Zinc and copper have also been shown to be involved in several antioxidant systems, including metalloproteins, such as the copper-zinc enzyme superoxide dismutase and the zinc and copper-binding protein metallothionein (5,6). Superoxide dismutase reduces the toxicity of oxygen free radicals, turning them into less harmful oxygen and hydrogen peroxide molecules. Metallothionein is a free-radical scavenging protein that depends on an adequate supply of zinc (7). As exhausting exercise and physical performance consumes oxygen, a higher concentration of oxygen free radicals can result, leading to oxidative damage. The increase in oxygen reactive species stimulates the antioxidant mechanisms (8,9), which include the copper/zinc dependent metalloproteins, such as superoxide dismutase and metallothionein in erythrocytes and in the plasma. Metallothionein has a cell protective role against oxidation, and is related to the reduced cysteinyl residues that scavenge peroxyl and hydroxyl radicals (10). Metallothionein expression is regulated mainly by zinc (7) and its synthesis is associated with an increase in zinc binding within cells (5).

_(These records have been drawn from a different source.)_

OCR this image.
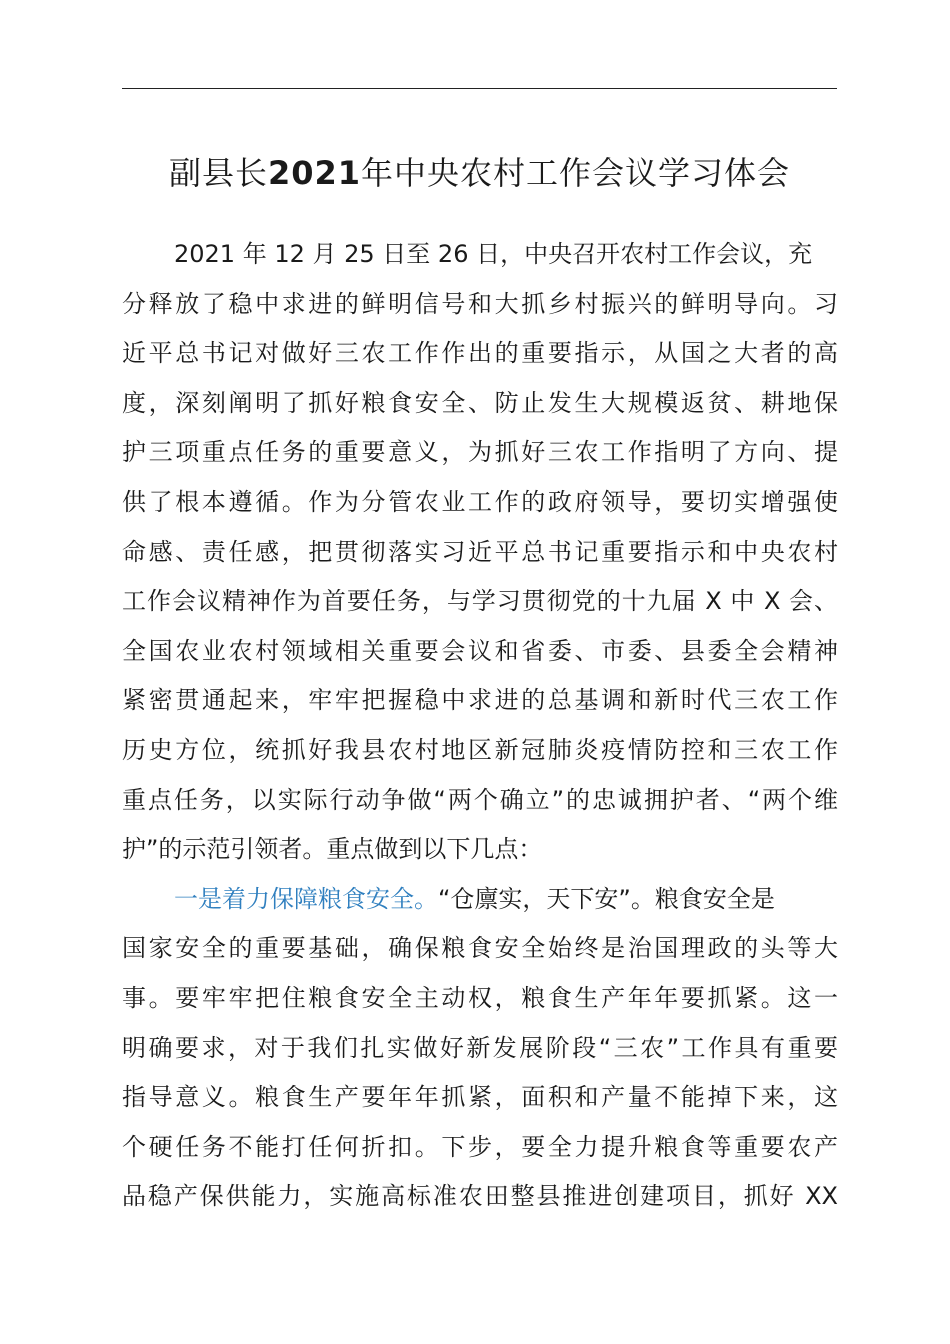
副县长2021年中央农村工作会议学习体会
2021 年 12 月 25 日至 26 日，中央召开农村工作会议，充
分释放了稳中求进的鲜明信号和大抓乡村振兴的鲜明导向。习
近平总书记对做好三农工作作出的重要指示，从国之大者的高
度，深刻阐明了抓好粮食安全、防止发生大规模返贫、耕地保
护三项重点任务的重要意义，为抓好三农工作指明了方向、提
供了根本遵循。作为分管农业工作的政府领导，要切实增强使
命感、责任感，把贯彻落实习近平总书记重要指示和中央农村
工作会议精神作为首要任务，与学习贯彻党的十九届 X 中 X 会、
全国农业农村领域相关重要会议和省委、市委、县委全会精神
紧密贯通起来，牢牢把握稳中求进的总基调和新时代三农工作
历史方位，统抓好我县农村地区新冠肺炎疫情防控和三农工作
重点任务，以实际行动争做“两个确立”的忠诚拥护者、“两个维
护”的示范引领者。重点做到以下几点：
一是着力保障粮食安全。“仓廪实，天下安”。粮食安全是
国家安全的重要基础，确保粮食安全始终是治国理政的头等大
事。要牢牢把住粮食安全主动权，粮食生产年年要抓紧。这一
明确要求，对于我们扎实做好新发展阶段“三农”工作具有重要
指导意义。粮食生产要年年抓紧，面积和产量不能掉下来，这
个硬任务不能打任何折扣。下步，要全力提升粮食等重要农产
品稳产保供能力，实施高标准农田整县推进创建项目，抓好 XX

Copper metabolism also plays a role in physical activity as it is involved in energy metabolism and synthesis of haemoglobin, myoglobin, cytochromes and peptide hormones (11). Copper is also a component of superoxide dismutase.

Also, it helps to stimulate appetite but at the same time it adds more lean body mass, and ensures that the body has a good and healthy red blood cell count at all times.

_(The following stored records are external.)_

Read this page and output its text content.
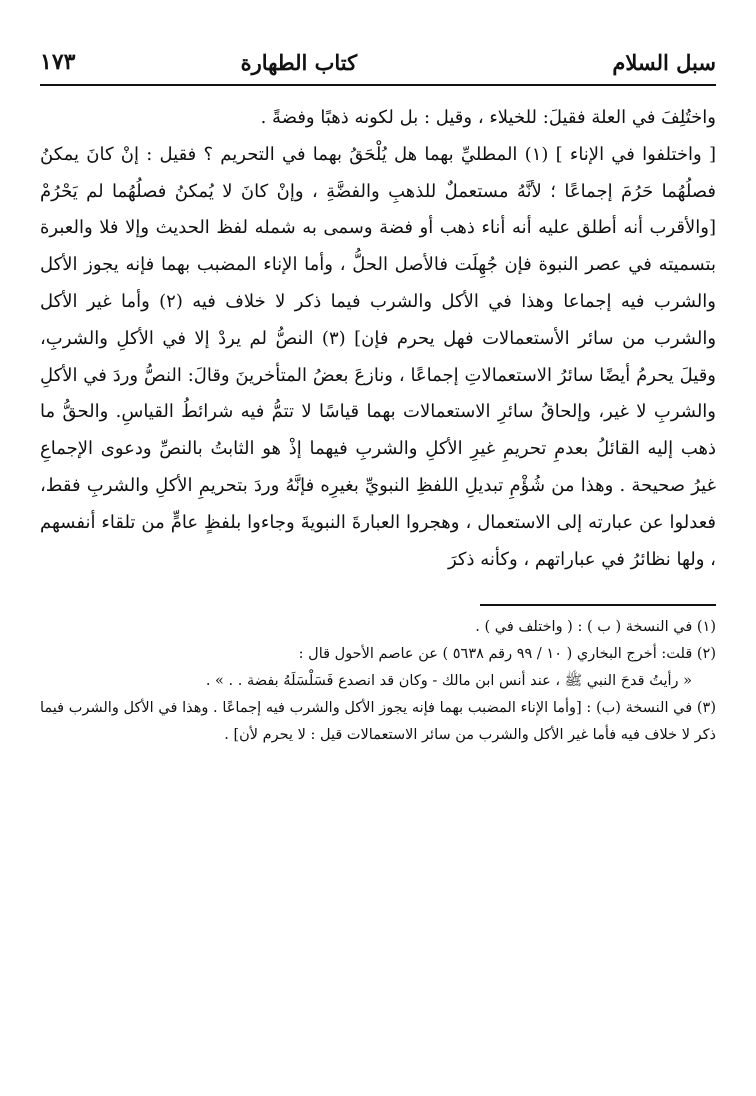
سبل السلام
كتاب الطهارة
١٧٣

واختُلِفَ في العلة فقيلَ: للخيلاء ، وقيل : بل لكونه ذهبًا وفضةً .

[ واختلفوا في الإناء ] (١) المطليِّ بهما هل يُلْحَقُ بهما في التحريم ؟ فقيل : إنْ كانَ يمكنُ فصلُهُما حَرُمَ إجماعًا ؛ لأنَّهُ مستعملٌ للذهبِ والفضَّةِ ، وإنْ كانَ لا يُمكنُ فصلُهُما لم يَحْرُمْ [والأقرب أنه أطلق عليه أنه أناء ذهب أو فضة وسمى به شمله لفظ الحديث وإلا فلا والعبرة بتسميته في عصر النبوة فإن جُهِلَت فالأصل الحلُّ ، وأما الإناء المضبب بهما فإنه يجوز الأكل والشرب فيه إجماعا وهذا في الأكل والشرب فيما ذكر لا خلاف فيه (٢) وأما غير الأكل والشرب من سائر الأستعمالات فهل يحرم فإن] (٣) النصُّ لم يردْ إلا في الأكلِ والشربِ، وقيلَ يحرمُ أيضًا سائرُ الاستعمالاتِ إجماعًا ، ونازعَ بعضُ المتأخرينَ وقالَ: النصُّ وردَ في الأكلِ والشربِ لا غير، وإلحاقُ سائرِ الاستعمالات بهما قياسًا لا تتمُّ فيه شرائطُ القياسِ. والحقُّ ما ذهب إليه القائلُ بعدمِ تحريمِ غيرِ الأكلِ والشربِ فيهما إذْ هو الثابتُ بالنصِّ ودعوى الإجماعِ غيرُ صحيحة . وهذا من شُؤْمِ تبديلِ اللفظِ النبويِّ بغيرِه فإنَّهُ وردَ بتحريمِ الأكلِ والشربِ فقط، فعدلوا عن عبارته إلى الاستعمال ، وهجروا العبارةَ النبويةَ وجاءوا بلفظٍ عامٍّ من تلقاء أنفسهم ، ولها نظائرُ في عباراتهم ، وكأنه ذكرَ

(١) في النسخة ( ب ) : ( واختلف في ) .

(٢) قلت: أخرج البخاري ( ١٠ / ٩٩ رقم ٥٦٣٨ ) عن عاصم الأحول قال :

« رأيتُ قدحَ النبي ﷺ ، عند أنس ابن مالك - وكان قد انصدع فَسَلْسَلَهُ بفضة . . » .

(٣) في النسخة (ب) : [وأما الإناء المضبب بهما فإنه يجوز الأكل والشرب فيه إجماعًا . وهذا في الأكل والشرب فيما ذكر لا خلاف فيه فأما غير الأكل والشرب من سائر الاستعمالات قيل : لا يحرم لأن] .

  1. Xie W, Lorenz S, Dolder S, et al. Extracellular iron is a modulator of the differentiation of osteoclast lineage cells. Calcif Tissue Int. 2016; 98(3): 275-83.
  2. Clarke M, Ward M, Strain JJ, et al. B-vitamins and bone in health and disease: the current evidence. Proceedings of the Nutrition Society. 2014; 73: 330-339.
  3. Homocysteine Lowering Trailists’ Collaboration. Dose dependent effects of folic acid on blood concentrations of homocysteine: a meta-analysis of the randomized trials. Am J Clin Nutr. 2005; 82:806-812.
  4. Swart KMA, van Schoor NM, Lips P. Vitamin B12, folic acid, and bone. Curr Osteoporos Rep. 2013; 11: 213-218.
  5. Hamer DH. Metallothionein. Ann Rev Biochem. 1986; 55: 913-951.
  6. McCord JM, Fridovich I. Superoxide dismutase. An enzymatic function for erythrocuprein (hemocuprein). J Biol Chem. 1969; 244: 6049-6055.
  7. Dehnert C, Hutler M, Liu Y, et al. Erythropoiesis and performance after two weeks of living high and training low in well trained triathletes. Int J Sports Med. 2002; 23: 561-566.
  8. Sen CK. Antioxidants in Exercise Nutrition. Sports Med. 2001; 31: 891-908.
  9. Smith JA, Martin DT, Telford RD, et al. Greater erythrocyte deformability in world-class endurance athletes. Am J Physiol. 1999; H2188-H2193.
  10. Miura T, Muraoka S, Ogiso T. Antioxidant activity of metallothionein compared with reduced glutathione. Life Sci. 1997; 60: 301-309.
  11. Speich M, Pineau A, Ballereau F. Minerals, trace elements and related biological variables in athletes during physical activity. Clin. Chim. 2001; 312:1-11.